Bushatz has a strong reporting background, having covered the Mat-Su for the ADN and the Frontiersman. Prior to that she worked as executive editor of Military.com. She is a graduate of the George W. Bush Presidential Center’s Stand-To Veteran Leadership Program, a recipient of the Robert Novak Journalism Fellowship, and has a master’s degree in Public Leadership from the University of San Francisco. She’s also a mother and wife; her two sons attend Mat-Su schools, and her husband serves in the Alaska Army National Guard.
Preserving Community Through News
The state of local news is grim everywhere, not just the Mat-Su. In 2023, according to a Northwestern University study released in November, an average of 2.5 newspapers closed each week. Most were weekly publications in areas with no other sources for news. There are two primary reasons. One is declining ad revenue; many potential clients maintain their own websites, Facebook pages, or other social media presence instead of advertising in the local paper. The other is shrinking circulation; many would-be readers have canceled newspaper subscriptions or subscribe to a few national publications instead of national, state, and local publications.
This situation motivates Bushatz to make a change.

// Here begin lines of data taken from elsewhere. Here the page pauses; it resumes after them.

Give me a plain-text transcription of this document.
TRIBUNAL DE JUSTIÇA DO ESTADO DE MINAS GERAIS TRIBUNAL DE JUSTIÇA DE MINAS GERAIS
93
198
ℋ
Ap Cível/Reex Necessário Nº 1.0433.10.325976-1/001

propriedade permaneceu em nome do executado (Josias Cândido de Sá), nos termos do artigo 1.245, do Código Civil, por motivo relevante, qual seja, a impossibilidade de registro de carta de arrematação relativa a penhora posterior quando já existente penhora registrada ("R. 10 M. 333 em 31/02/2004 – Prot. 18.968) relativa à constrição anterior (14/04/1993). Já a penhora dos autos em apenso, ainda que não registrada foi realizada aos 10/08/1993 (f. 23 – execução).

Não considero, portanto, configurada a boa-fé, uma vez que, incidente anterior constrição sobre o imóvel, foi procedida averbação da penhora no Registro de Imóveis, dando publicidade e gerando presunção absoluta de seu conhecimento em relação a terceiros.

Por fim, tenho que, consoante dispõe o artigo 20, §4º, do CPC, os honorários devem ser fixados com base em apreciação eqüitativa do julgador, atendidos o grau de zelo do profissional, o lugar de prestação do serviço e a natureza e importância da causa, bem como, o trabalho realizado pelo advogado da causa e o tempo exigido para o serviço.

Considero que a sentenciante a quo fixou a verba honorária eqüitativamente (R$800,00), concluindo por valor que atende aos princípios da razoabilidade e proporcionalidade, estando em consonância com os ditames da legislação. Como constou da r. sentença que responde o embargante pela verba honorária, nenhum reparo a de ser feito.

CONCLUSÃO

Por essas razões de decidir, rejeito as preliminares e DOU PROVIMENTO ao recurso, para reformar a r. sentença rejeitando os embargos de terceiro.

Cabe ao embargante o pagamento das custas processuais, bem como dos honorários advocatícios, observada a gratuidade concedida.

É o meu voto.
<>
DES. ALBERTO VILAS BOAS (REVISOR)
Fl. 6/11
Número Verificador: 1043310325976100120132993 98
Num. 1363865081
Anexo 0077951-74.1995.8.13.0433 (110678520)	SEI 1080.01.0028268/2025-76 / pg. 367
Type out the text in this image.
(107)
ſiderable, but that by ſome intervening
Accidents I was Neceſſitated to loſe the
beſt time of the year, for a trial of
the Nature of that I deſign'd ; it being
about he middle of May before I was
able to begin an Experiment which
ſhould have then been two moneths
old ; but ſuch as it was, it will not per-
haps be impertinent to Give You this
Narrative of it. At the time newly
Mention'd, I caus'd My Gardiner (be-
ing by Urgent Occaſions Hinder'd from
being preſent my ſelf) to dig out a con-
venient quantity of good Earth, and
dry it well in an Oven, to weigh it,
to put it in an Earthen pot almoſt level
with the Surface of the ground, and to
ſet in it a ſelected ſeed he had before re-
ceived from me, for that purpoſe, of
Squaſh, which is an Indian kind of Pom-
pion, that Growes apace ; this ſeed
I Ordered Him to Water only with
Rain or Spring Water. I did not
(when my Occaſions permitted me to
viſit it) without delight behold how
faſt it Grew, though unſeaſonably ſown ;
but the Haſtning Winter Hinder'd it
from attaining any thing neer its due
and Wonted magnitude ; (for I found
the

“In 2023, Palmer, Houston, and Wasilla city elections were decided by less than 9 percent of registered voters, while multiple council seats saw only one candidate run. Did residents know there was an election? Were they informed about the issues on the ballot? Were they familiar with the decisions made by the people they’ve elected, or how those decisions impact their everyday lives?” Bushatz asks on the Sentinel website. “The presence of a local paper also decreases polarization in both local government and in the community it serves, studies show. Communities are stronger when they work together to find solutions to local challenges. In an era where agenda-driven websites and social media posts sow discord, it is more important than ever to focus on facts, first. Quality local news reporting does that.”

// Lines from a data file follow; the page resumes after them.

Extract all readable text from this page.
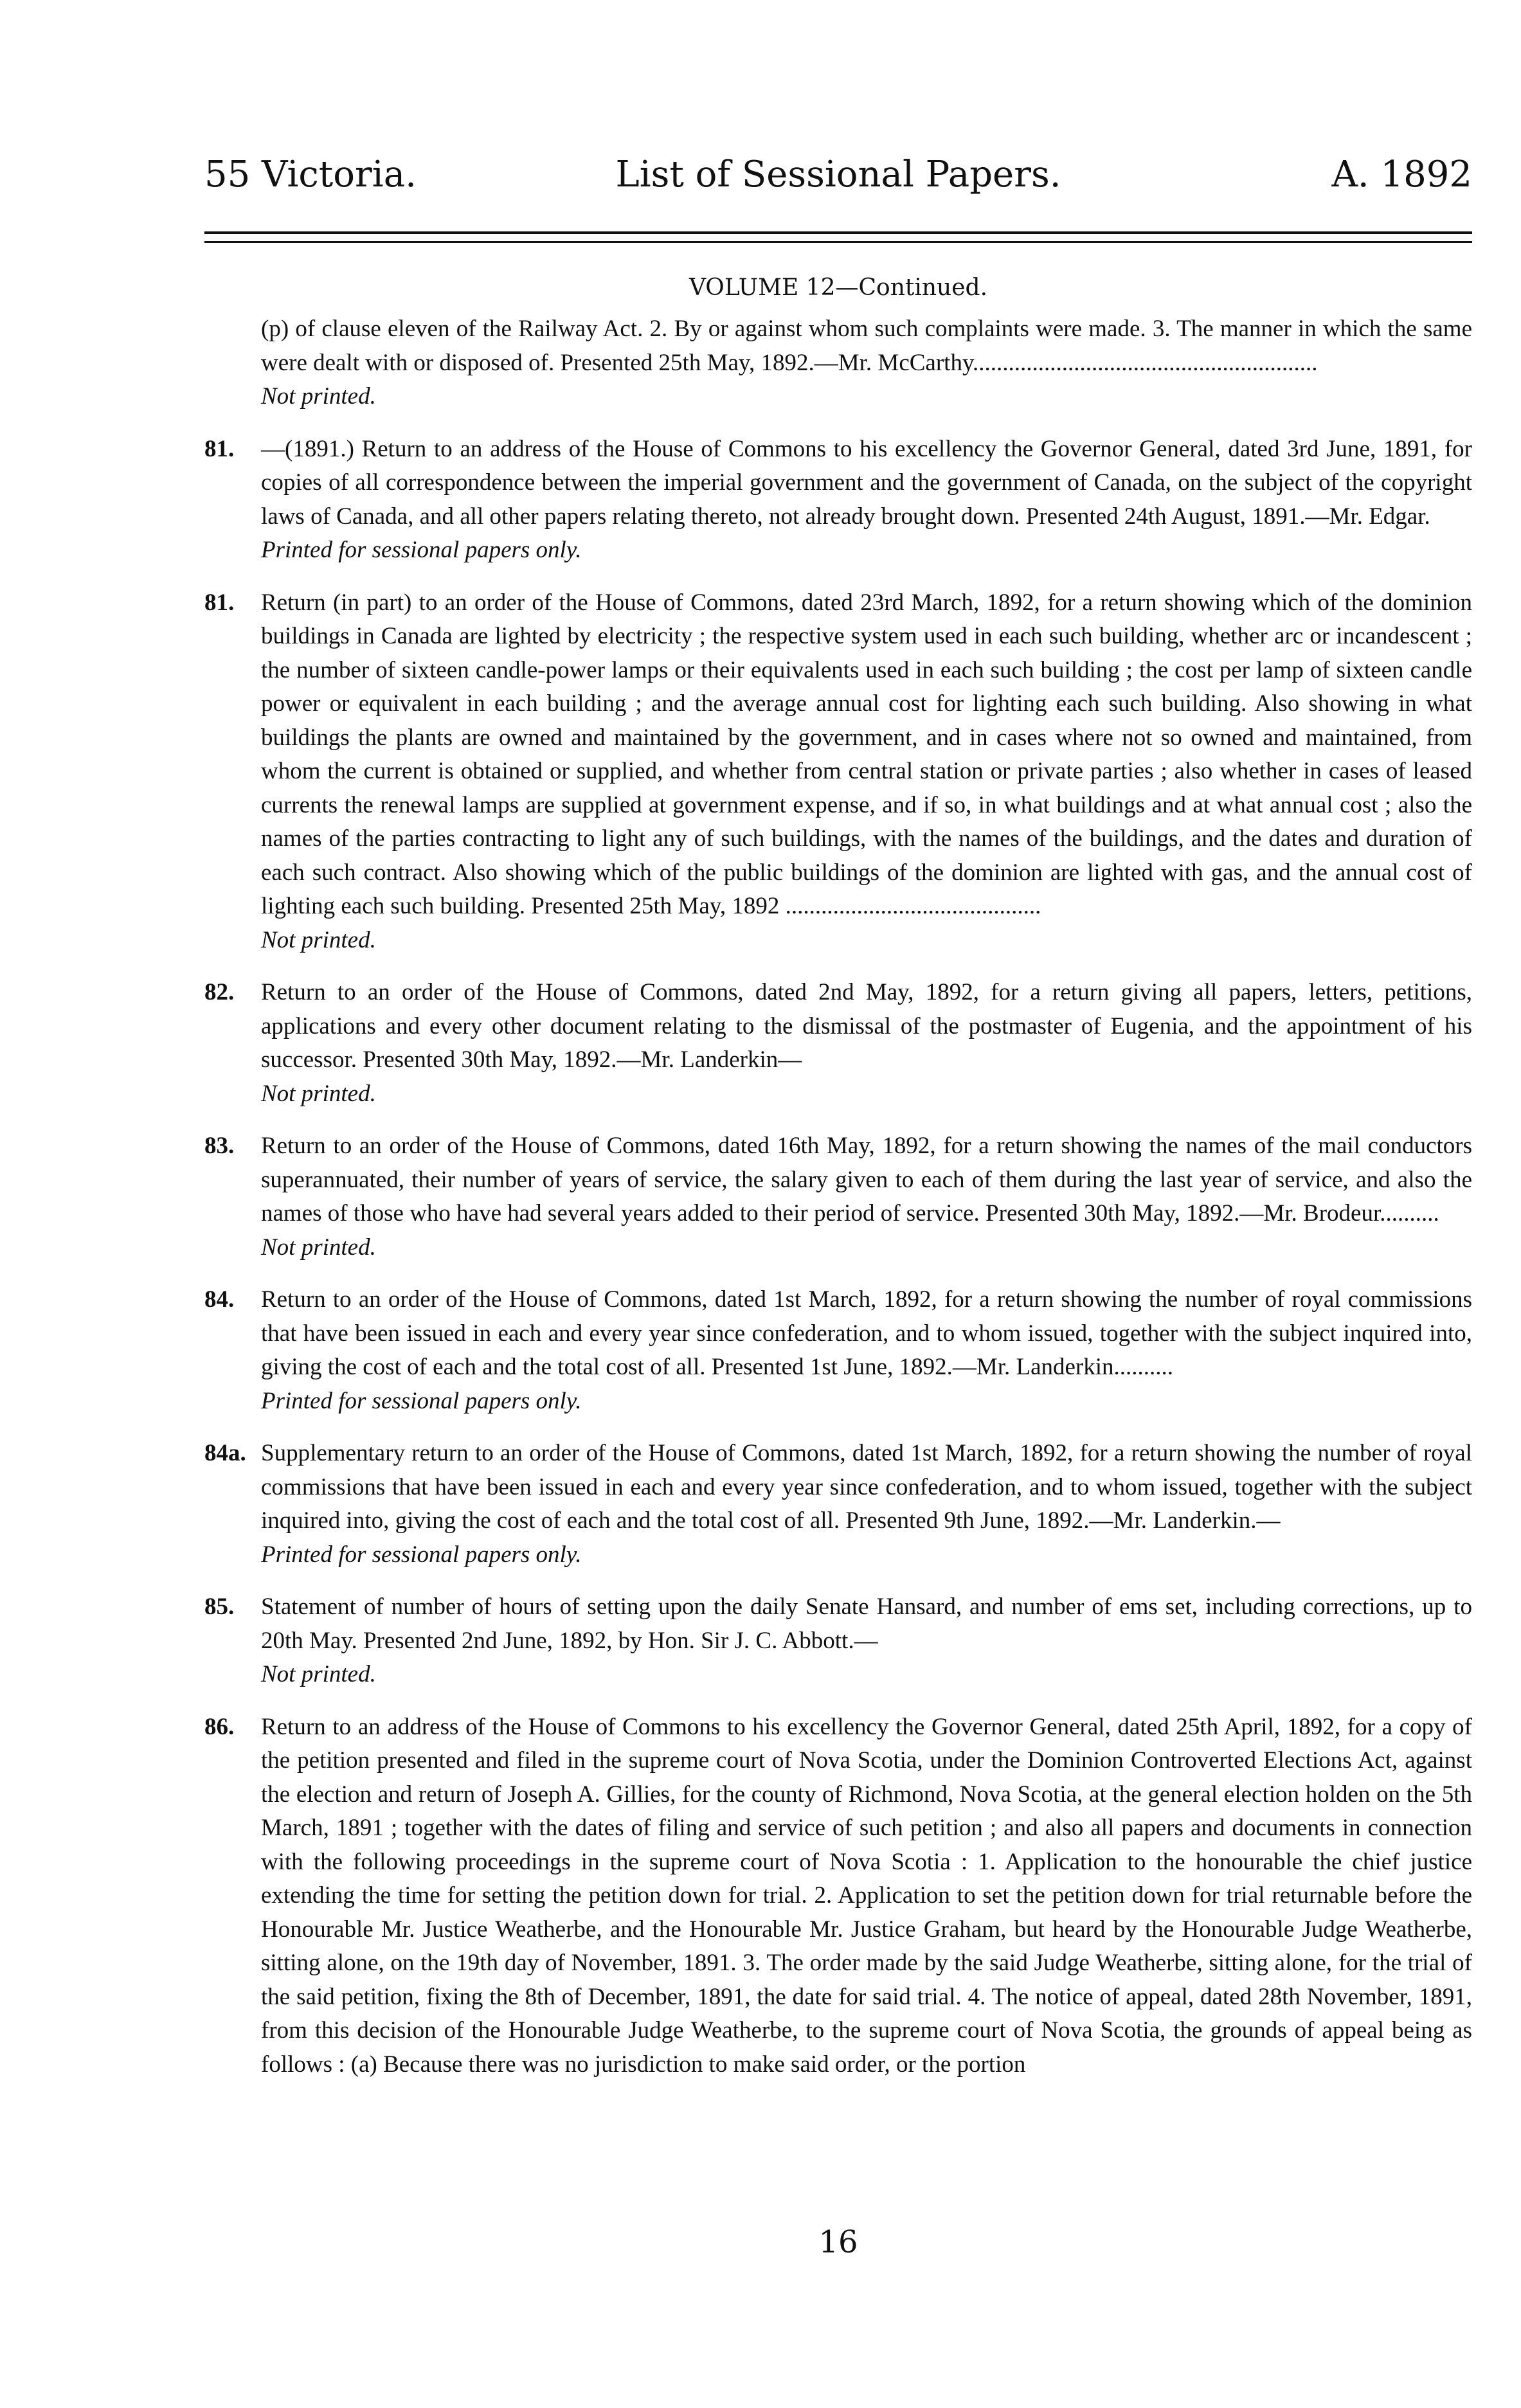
55 Victoria.	List of Sessional Papers.	A. 1892
VOLUME 12—Continued.

(p) of clause eleven of the Railway Act. 2. By or against whom such complaints were made. 3. The manner in which the same were dealt with or disposed of. Presented 25th May, 1892.—Mr. McCarthy..........................................................

Not printed.

81. —(1891.) Return to an address of the House of Commons to his excellency the Governor General, dated 3rd June, 1891, for copies of all correspondence between the imperial government and the government of Canada, on the subject of the copyright laws of Canada, and all other papers relating thereto, not already brought down. Presented 24th August, 1891.—Mr. Edgar.

Printed for sessional papers only.

81. Return (in part) to an order of the House of Commons, dated 23rd March, 1892, for a return showing which of the dominion buildings in Canada are lighted by electricity ; the respective system used in each such building, whether arc or incandescent ; the number of sixteen candle-power lamps or their equivalents used in each such building ; the cost per lamp of sixteen candle power or equivalent in each building ; and the average annual cost for lighting each such building. Also showing in what buildings the plants are owned and maintained by the government, and in cases where not so owned and maintained, from whom the current is obtained or supplied, and whether from central station or private parties ; also whether in cases of leased currents the renewal lamps are supplied at government expense, and if so, in what buildings and at what annual cost ; also the names of the parties contracting to light any of such buildings, with the names of the buildings, and the dates and duration of each such contract. Also showing which of the public buildings of the dominion are lighted with gas, and the annual cost of lighting each such building. Presented 25th May, 1892 ...........................................

Not printed.

82. Return to an order of the House of Commons, dated 2nd May, 1892, for a return giving all papers, letters, petitions, applications and every other document relating to the dismissal of the postmaster of Eugenia, and the appointment of his successor. Presented 30th May, 1892.—Mr. Landerkin—

Not printed.

83. Return to an order of the House of Commons, dated 16th May, 1892, for a return showing the names of the mail conductors superannuated, their number of years of service, the salary given to each of them during the last year of service, and also the names of those who have had several years added to their period of service. Presented 30th May, 1892.—Mr. Brodeur..........

Not printed.

84. Return to an order of the House of Commons, dated 1st March, 1892, for a return showing the number of royal commissions that have been issued in each and every year since confederation, and to whom issued, together with the subject inquired into, giving the cost of each and the total cost of all. Presented 1st June, 1892.—Mr. Landerkin..........

Printed for sessional papers only.

84a. Supplementary return to an order of the House of Commons, dated 1st March, 1892, for a return showing the number of royal commissions that have been issued in each and every year since confederation, and to whom issued, together with the subject inquired into, giving the cost of each and the total cost of all. Presented 9th June, 1892.—Mr. Landerkin.—

Printed for sessional papers only.

85. Statement of number of hours of setting upon the daily Senate Hansard, and number of ems set, including corrections, up to 20th May. Presented 2nd June, 1892, by Hon. Sir J. C. Abbott.—

Not printed.

86. Return to an address of the House of Commons to his excellency the Governor General, dated 25th April, 1892, for a copy of the petition presented and filed in the supreme court of Nova Scotia, under the Dominion Controverted Elections Act, against the election and return of Joseph A. Gillies, for the county of Richmond, Nova Scotia, at the general election holden on the 5th March, 1891 ; together with the dates of filing and service of such petition ; and also all papers and documents in connection with the following proceedings in the supreme court of Nova Scotia : 1. Application to the honourable the chief justice extending the time for setting the petition down for trial. 2. Application to set the petition down for trial returnable before the Honourable Mr. Justice Weatherbe, and the Honourable Mr. Justice Graham, but heard by the Honourable Judge Weatherbe, sitting alone, on the 19th day of November, 1891. 3. The order made by the said Judge Weatherbe, sitting alone, for the trial of the said petition, fixing the 8th of December, 1891, the date for said trial. 4. The notice of appeal, dated 28th November, 1891, from this decision of the Honourable Judge Weatherbe, to the supreme court of Nova Scotia, the grounds of appeal being as follows : (a) Because there was no jurisdiction to make said order, or the portion

16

Bushatz says she conducted a survey via social media, to which more than 100 people responded, in which she asked for the greatest news needs in the Mat-Su.
“The highest news need is local government coverage; that’s what we’re going to start with,” she notes. “As that need changes, or we hear different feedback, then that need may shift.”
The “we” reflects that the Sentinel is overseen by a board of directors, currently with two members. Bushatz asked Kevin Thompson, a business owner and military veteran who lives in Wasilla, and Steven Merritt, a longtime journalist based in Palmer, to be on her board. While they don’t have editorial oversight, they help guide the direction of the Sentinel as it grows.
“Wow, is it hard to find board members for things! I spent a lot of time looking for a board. I didn’t just want human beings; I wanted the right people on this board,” Bushatz says.
Thompson and Merritt come from different backgrounds and share different ideologies, but they share a belief in the importance of local news. And they, like any reader, are encouraged to read a Sentinel story and give feedback.
Bushatz says, “They are well within their parameters to read a story and say, ‘Are you sure this is nonpartisan?’ But that’s the kind of feedback that I hope everybody brings; humans are not nonpartisan—they bring their experiences… and one job of a good journalist is to make sure that you are not including that. One way to do that is through accountability.”
Until May, Bushatz had been covering Mat-Su news for the ADN, but outside of her work she had a plan for focused local news. Then she announced the Sentinel’s formation and her intent to depart ADN and focus on Sentinel full-time.
Bushatz planned to take a break between working for ADN and the Sentinel, but “the stories don’t stop, even though you’re taking a break from a publication. It makes sense to me to just keep covering the news, as time allowed,” she says.
Bushatz says she hopes to file a couple stories a week and plans to send out weekly newsletters. Find out more at matsusentinel.com.